The dogs are on the basement stairs and coming up.

Their eyes roll,
their blond legs burn like brush.
The poor librarian begins to stamp her feet and weep.

She does not understand.
When I get on my knees and lick her hand,
she screams.

I am a new man.
I snarl at her and bark.
I romp with joy in the bookish dark.

This poem delights me with its rhythm, its meteoric imagery, and it’s subject and meaning (no surprise to anyone who knows me. The prescriptive subtext here might be that the poem-reader is a loner, an unknown element delighting slavishly in pleasures that are nearly as incomprehensible to the readers as they are to others (insert W. G. Sebald quote here, if I could find it). Further, strand shows the poem-reader–engorged by the consumption–is unpredictable, his antics incomprehensible even to the library who make her home amongst the empowering words.

Because the poem-reader is a loner, the poem-reader can not, despite his joy, expect or demand that others appreciate the joy s/he finds in the poem. It reminds me, no, it assures me that even as antisocial as poem-reading may be, it is still a immeasurable value. Good poetry can rejuvenate. It can transform.

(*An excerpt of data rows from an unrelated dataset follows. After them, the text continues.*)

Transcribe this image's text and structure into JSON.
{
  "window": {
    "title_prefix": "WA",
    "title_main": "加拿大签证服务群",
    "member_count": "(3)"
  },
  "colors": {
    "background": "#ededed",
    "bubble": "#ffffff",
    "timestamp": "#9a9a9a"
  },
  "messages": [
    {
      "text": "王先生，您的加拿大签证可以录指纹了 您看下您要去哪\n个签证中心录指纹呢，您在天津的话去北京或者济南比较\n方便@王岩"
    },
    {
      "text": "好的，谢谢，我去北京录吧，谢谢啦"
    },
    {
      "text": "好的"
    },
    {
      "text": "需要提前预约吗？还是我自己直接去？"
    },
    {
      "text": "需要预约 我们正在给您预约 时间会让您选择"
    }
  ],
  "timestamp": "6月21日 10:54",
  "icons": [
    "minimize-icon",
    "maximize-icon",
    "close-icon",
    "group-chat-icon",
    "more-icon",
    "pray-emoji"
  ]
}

What better theme for us to dwell on as we pass through Easter, spring, and a reading of Ovid’s Metamorphoses?

Nostalgia
by Mark Strand

The professors of English have taken their gowns
to the laundry, have taken themselves to the fields.
Dreams of motion circle the Persian rug in a room you were in.
On the beach the sadness of gramophones
deepens the ocean's folding and falling.
It is yesterday. It is still yesterday.

The parable nature here is less obvious. In fact, if I were writing an argument, not a blog post, I would not use this as an example. So I will not stretch the limits of the poem by imbuing it with my own subjective interpretation; instead let me point out how this poem reaches into a recent history, in fact, just a sliver of history familiar to only a few, but made concrete by Strand’s imagery. When Strand summons the image of the Persian rug and the gramophone I am propelled backwards into a place of being which I tasted, yearned for, but could never have. “It is yesterday. It is still yesterday.” Strand explains in a final, sighing refrain.

Is it? Or is that merely where our minds insist to dwell?